The onError callback receives an error object with the following shape: 
interface OnboardingError {
  code: "INVALID_PROPS" | "SIGNUP_FAILED" | "ONBOARDING_FAILED" | "AUTHORIZATION_FAILED" | "STATE_MISMATCH" | "UNKNOWN";
  message: string;
}
CodeDescription
INVALID_PROPSRequired props are missing or invalid (e.g. oAuthClientId does not exist, redirectUri does not match a registered URI, or required authorization fields are empty).
SIGNUP_FAILEDAccount creation failed.
ONBOARDING_FAILEDAn error occurred during the onboarding steps.
AUTHORIZATION_FAILEDThe user denied access or OAuth consent failed.
STATE_MISMATCHThe state in the response did not match the state you provided. Possible CSRF attack.
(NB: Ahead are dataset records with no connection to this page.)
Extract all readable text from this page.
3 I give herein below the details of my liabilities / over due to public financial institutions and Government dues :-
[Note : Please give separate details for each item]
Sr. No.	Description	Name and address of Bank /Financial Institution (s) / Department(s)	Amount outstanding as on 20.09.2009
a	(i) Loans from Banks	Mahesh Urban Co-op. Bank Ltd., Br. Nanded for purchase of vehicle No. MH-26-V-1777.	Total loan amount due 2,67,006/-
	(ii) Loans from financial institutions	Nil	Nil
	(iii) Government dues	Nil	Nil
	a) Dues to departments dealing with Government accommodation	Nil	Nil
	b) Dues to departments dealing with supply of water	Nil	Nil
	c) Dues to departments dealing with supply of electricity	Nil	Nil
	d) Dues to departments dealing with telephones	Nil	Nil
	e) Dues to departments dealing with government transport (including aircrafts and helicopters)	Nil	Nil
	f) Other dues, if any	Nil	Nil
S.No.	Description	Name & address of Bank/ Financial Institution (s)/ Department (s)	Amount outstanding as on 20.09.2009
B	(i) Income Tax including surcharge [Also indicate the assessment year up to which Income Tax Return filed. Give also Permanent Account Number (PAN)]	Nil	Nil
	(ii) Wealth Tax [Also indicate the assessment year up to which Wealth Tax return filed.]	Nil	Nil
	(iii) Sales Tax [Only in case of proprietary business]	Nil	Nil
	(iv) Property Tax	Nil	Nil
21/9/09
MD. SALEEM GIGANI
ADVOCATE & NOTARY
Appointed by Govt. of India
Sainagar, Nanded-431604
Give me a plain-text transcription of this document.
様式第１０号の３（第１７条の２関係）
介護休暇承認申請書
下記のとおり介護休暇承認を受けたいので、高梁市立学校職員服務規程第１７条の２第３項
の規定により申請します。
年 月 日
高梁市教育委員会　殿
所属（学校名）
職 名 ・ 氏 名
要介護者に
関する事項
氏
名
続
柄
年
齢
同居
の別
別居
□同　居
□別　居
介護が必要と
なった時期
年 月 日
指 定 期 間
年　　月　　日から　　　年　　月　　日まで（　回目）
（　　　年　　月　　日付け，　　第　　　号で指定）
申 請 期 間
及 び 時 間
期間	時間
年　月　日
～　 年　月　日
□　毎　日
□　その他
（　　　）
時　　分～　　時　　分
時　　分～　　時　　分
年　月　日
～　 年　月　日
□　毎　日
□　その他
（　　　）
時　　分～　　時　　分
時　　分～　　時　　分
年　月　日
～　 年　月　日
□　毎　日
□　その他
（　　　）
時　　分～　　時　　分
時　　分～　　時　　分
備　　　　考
UNKNOWNAn unexpected error occurred.

How It Works

The component opens a dialog containing an iframe that loads Cal.com’s onboarding flow. The iframe runs on Cal.com’s domain with a first-party session, so no third-party cookies are needed. The flow automatically detects the user’s state:
  • No session — starts at signup/login, then profile setup, calendar connection, and OAuth consent.
  • Session with incomplete onboarding — resumes from where the user left off.
  • Session with complete onboarding — skips straight to OAuth consent.
After the user grants access, you receive an authorization code that you exchange for access and refresh tokens using the token endpoint.